Saturday, October 3, 2009

Taiwan Sub Contest Finally Taking Shape

Defense News


Taiwan Sub Contest Finally Taking Shape


TAIPEI — One of Asia’s biggest pend­ing procurements is the $11.7 billion Foreign Military Sales (FMS) pro­gram to build eight diesel-electric at­tack submarines for Taiwan. General Dynamics Electric Boat likely will be pitted against Northrop Grumman Shipbuilding-Newport News, with Lockheed Martin and Raytheon fighting over the combat system contract.

Taiwan’s state-owned China Ship­building Corp. and the military-run Chungshan Institute of Science and Technology will likely get a large piece of the pie. Taiwan’s Navy has four diesel­ electric boats in its inventory, with two Dutch Hai Lung-class (Sea Dragon) submarines and two for­mer World War II-era U.S. Navy Guppy II-class subs procured in the early 1970s and used only for train­ing purposes.

Taiwan’s subs are aimed at deter­ring a Chinese naval blockade and protecting its sea lanes of commu­nication, on which the island’s exis­tence depends. Taiwan’s two Sea Dragon subs must cover the Taiwan Strait and Pacific coastal areas.

The addition of eight submarines will signify a remarkable boost to Taiwan’s self-defense capabilities and offset China’s growing ability to deny vast areas of the Taiwan Strait and Pacific Ocean to Taiwan and possibly Japanese or U.S. forces.

U.S. President George W. Bush of­fered submarines to Taiwan in 2001. Divided into two phases, design and build, the program has been one of the most controversial arms deals the United States has granted to Tai­wan. China has repeatedly and adamantly demanded an end to U.S. arms sales to Taiwan, and Taiwan’s legislature aggravated U.S.-Taiwan relations for years by continuously blocking the submarine budget.

However, a budget for $62 million for the design phase was approved by Taiwan’s legislature in June 2007 with total costs for the first phase estimated at $360 million.

“This $360 million is spread out in three payments over three years [in the annual defense budget], with the first year around $60 million or so,” said Mark Stokes, former coun­try director for China and Taiwan in the U.S. Office of the Secretary of Defense from 1997 to 2004.

In January, Taiwan submitted a formal letter of request (LoR) to the U.S. Navy’s International Programs Office for a letter of offer and ac­ceptance (LoA) for designing and building the eight subs.

“The exchange of a LoR and LoA represents a government-to-gov­ernment contract and would cover Phase 1 of the submarine program — the end result being construc­tion-ready architectural drawings,” said Stokes, who supports Taiwan’s submarine program.

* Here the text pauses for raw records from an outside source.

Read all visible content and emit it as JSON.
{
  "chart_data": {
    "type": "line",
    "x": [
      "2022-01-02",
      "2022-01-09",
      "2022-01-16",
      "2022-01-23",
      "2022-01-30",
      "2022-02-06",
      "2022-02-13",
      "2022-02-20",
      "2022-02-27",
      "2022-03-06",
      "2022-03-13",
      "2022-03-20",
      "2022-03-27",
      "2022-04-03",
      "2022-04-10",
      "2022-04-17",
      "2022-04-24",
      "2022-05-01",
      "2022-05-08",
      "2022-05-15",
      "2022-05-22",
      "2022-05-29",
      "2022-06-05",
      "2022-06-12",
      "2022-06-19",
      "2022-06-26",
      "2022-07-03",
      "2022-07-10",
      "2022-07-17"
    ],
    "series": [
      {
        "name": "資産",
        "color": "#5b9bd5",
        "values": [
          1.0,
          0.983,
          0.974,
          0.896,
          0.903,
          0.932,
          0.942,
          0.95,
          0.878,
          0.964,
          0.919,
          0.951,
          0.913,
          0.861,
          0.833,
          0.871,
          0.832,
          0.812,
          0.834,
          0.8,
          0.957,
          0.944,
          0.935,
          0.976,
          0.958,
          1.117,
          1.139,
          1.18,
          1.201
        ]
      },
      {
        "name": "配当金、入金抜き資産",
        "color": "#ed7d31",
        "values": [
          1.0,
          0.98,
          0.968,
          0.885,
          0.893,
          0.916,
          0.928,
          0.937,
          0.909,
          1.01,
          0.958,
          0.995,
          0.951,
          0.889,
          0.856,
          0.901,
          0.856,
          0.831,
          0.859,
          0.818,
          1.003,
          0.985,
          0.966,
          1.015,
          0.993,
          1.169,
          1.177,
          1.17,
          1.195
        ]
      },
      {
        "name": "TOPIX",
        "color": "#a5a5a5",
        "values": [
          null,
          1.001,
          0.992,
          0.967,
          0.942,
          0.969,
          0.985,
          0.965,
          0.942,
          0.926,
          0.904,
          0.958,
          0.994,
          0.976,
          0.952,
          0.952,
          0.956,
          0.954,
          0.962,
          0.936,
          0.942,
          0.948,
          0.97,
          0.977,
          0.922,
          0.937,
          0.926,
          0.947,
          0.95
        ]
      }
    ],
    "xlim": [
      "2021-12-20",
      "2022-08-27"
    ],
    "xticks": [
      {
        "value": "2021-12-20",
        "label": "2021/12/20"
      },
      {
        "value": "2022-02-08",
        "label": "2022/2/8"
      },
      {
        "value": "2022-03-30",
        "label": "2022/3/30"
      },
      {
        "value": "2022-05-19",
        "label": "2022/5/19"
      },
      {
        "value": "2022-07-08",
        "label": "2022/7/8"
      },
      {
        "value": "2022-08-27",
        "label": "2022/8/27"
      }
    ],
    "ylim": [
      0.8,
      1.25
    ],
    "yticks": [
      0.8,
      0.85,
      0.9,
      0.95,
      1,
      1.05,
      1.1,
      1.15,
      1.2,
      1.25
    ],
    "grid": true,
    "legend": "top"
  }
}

“Phase 1” is scheduled to last three years, but is dependent on if third-party designs (i.e. French, German or Spanish) could become avail­able. This is deemed as unlikely, as China has applied considerable political pressure to prevent any European arms sales (including designs) to Taiwan. “The expectation is that the Jav­its Report would include the Tai­wan submarine program, and initi­ation of the congressional notifica­tion process should be in the June time frame,” Stokes said.

After the 50-day notification process is completed, the LoA will be sent to Taiwan around August for signature. After a month, Tai­wan will be required to deposit funding in the FMS account, and the U.S. Navy will send out a re­quest for proposals (RfP) to U.S. in­dustry for both design and con­struction with six months to reply. Final selection of a prime contrac­tor is expected in mid-2009.

However, a former U.S. defense official assigned to the American In­stitute in Taiwan (AIT), the de fac­to U.S. Embassy in Taipei, said the legislature will have problems find­ing the money for phase two, the build program.

“The legislature needs to take a deep breath and pass a special budget for this $8 billion to $10 bil­lion deal,” he said. “No ship build of this size has ever been passed be­fore, so they have to come up with a plan for funding this unusually large amount of money.” Cooperation from the U.S. side is questionable, and past opposition from the U.S. Navy may delay fur­ther progress on the deal, he said.

“It will take more than funding a few million dollars for more study. NAVSEA [U.S. Naval Sea Systems Command] has to pitch in and fa­cilitate cooperation from the U.S. side to make this happen. NAVSEA is strongly influenced by our nu­clear Navy, so we need to see NAVSEA have a change of heart,” he said.

“If these two things are not doable, then there can’t be a sub program supported by the U.S. side. My prediction is that even if Taiwan formally asks for the subs, right now, the U.S. administration will not do anything except defer a de­cision for the next administration.” Stokes agreed that gatekeepers in the Pentagon bent on killing the program could cause problems.

“I wouldn’t rule out a scenario in which there is a stall in the con­gressional notification or residual bureaucratic resistance within the U.S. Navy,” he said. “If the latter, Taiwan could spend $360 million and not have much to show for it three years from now.” The U.S. Congress has fully en­dorsed the sale of the subs.